Skinny jeans can hinder the blood circulation of your legs. At least, that's what a few Australian scientists claim. But neurologist Evelien Vancaester, who works for the AZ Groeninge hospital in Belgium, does not fully agree.
A 35-year old woman from Australia made it to the news worldwide last Tuesday: she was moving while wearing skinny jeans, was working in a crouched position for hours, could barely walk afterwards and her legs were even temporarily paralyzed. In a case-study 'Fashion Victim', which appeared in the Journal of Neurology, Neurosurgery & Psychiatry, the doctors down-under discussed a link between the garment and the bent legs. But blaming the skinny jeans, is pushing it too far, according to Evelien Vancaester.

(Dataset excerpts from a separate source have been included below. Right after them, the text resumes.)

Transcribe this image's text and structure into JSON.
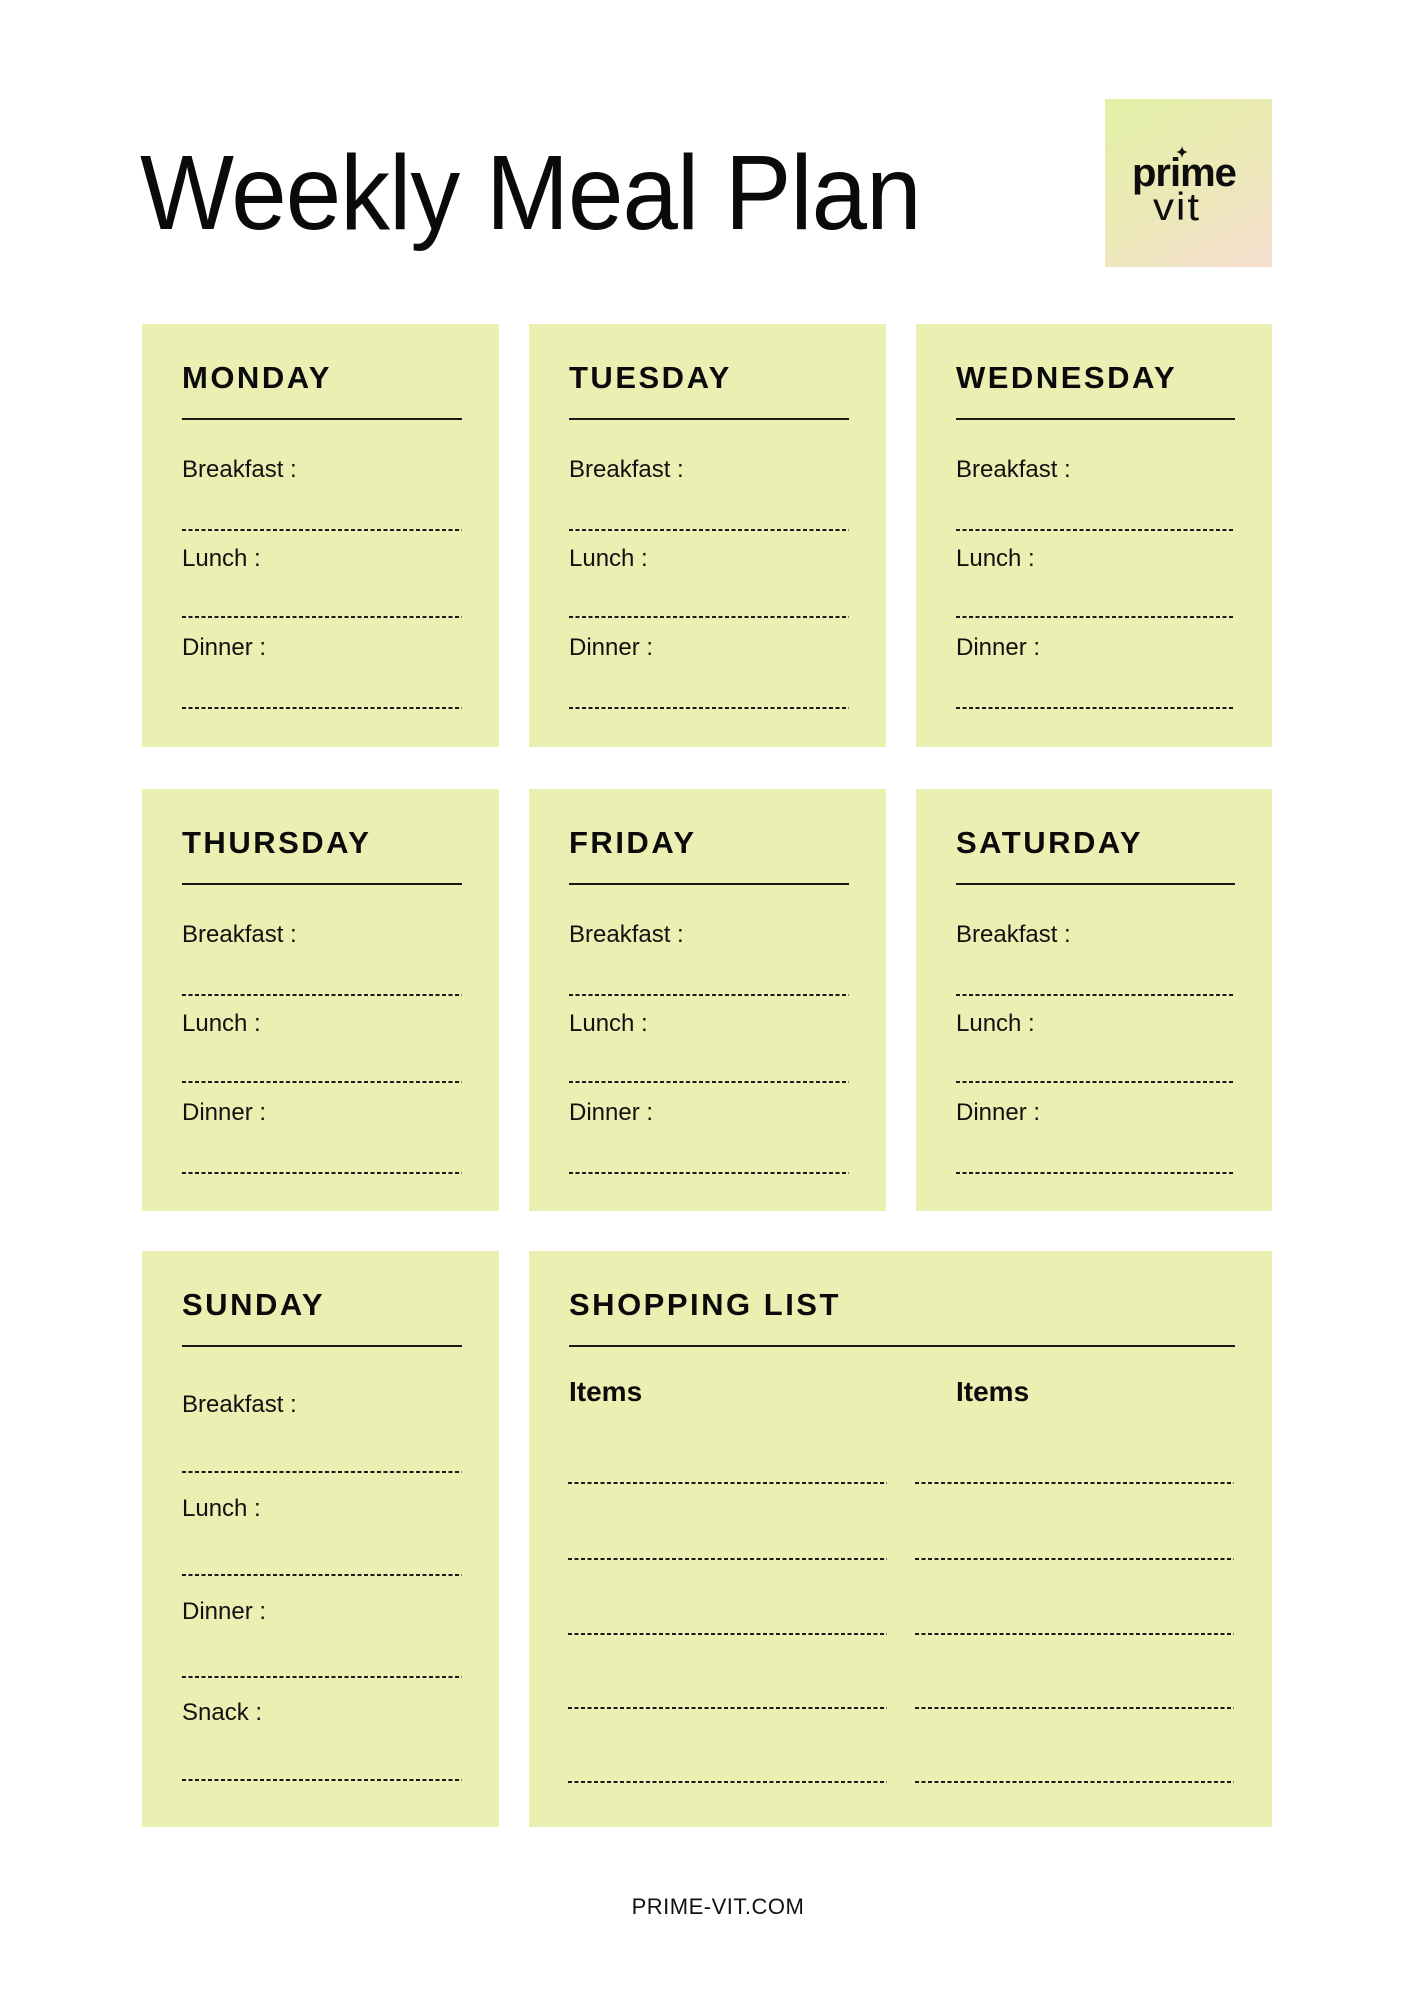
{
  "header": {
    "title": "Weekly Meal Plan",
    "logo": {
      "line1": "prime",
      "line2": "vit",
      "icon": "sparkle-star-icon"
    }
  },
  "colors": {
    "card_background": "#ebefb2",
    "text": "#111111",
    "logo_gradient_start": "#e3f0a6",
    "logo_gradient_end": "#f6dfd2"
  },
  "days": [
    {
      "name": "MONDAY",
      "meals": [
        "Breakfast :",
        "Lunch :",
        "Dinner :"
      ]
    },
    {
      "name": "TUESDAY",
      "meals": [
        "Breakfast :",
        "Lunch :",
        "Dinner :"
      ]
    },
    {
      "name": "WEDNESDAY",
      "meals": [
        "Breakfast :",
        "Lunch :",
        "Dinner :"
      ]
    },
    {
      "name": "THURSDAY",
      "meals": [
        "Breakfast :",
        "Lunch :",
        "Dinner :"
      ]
    },
    {
      "name": "FRIDAY",
      "meals": [
        "Breakfast :",
        "Lunch :",
        "Dinner :"
      ]
    },
    {
      "name": "SATURDAY",
      "meals": [
        "Breakfast :",
        "Lunch :",
        "Dinner :"
      ]
    },
    {
      "name": "SUNDAY",
      "meals": [
        "Breakfast :",
        "Lunch :",
        "Dinner :",
        "Snack :"
      ]
    }
  ],
  "shopping_list": {
    "title": "SHOPPING LIST",
    "columns": [
      {
        "heading": "Items",
        "blank_lines": 5
      },
      {
        "heading": "Items",
        "blank_lines": 5
      }
    ]
  },
  "footer": {
    "website": "PRIME-VIT.COM"
  }
}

"The lady noticed that her feet were numb and she had trouble lifting them off the ground, a phenomenon that is described in the medical world as ‘dropfoot’. The patient's lower legs were swollen, presumably because of the lengthy exertion and possibly because of the heat as well. This put pressure on the nervus peroneus, a nerve which connects the thigh to the lower leg along the calf bone, and which is very sensitive to external pressure", the neurologist says. "The swelling put immediate pressure on the muscles, muscle degradation enzymes showed in her blood and a nerve that is located in those muscles was under pressure", she adds.
"This lady's medical problem originally came from the swelling in her legs and feet, but the tight pants will not have done much good, because they leave little space for the swelling. However, claiming that skinny jeans can cause problems like this is exaggerated and inaccurate", she says. Other classic causes for such pressure on this nerve can be caused by a plaster cast and keeping your legs crossed for a long time. Skinny people who have to stay in bed face similar problems. "This happens a lot, really, but it is typically a reversible process", Vancaester says.
In the research the doctors focus briefly on the relation between tight clothing and the pressure on the so-called nervus cutaneus lateralis, which can cause a painful tingling sensation on the side of the thigh. This is a burning pain on the outer flank of the thighs, which is caused by pressure on a small, local nerve which is located in the groin. But the skinny jeans do not carry all the blame. This phenomenon is prevalent among obese people (pressure from the stomach inward), people who gain a lot of weight in a short period of time (pregnant women) and people who wear tight belts.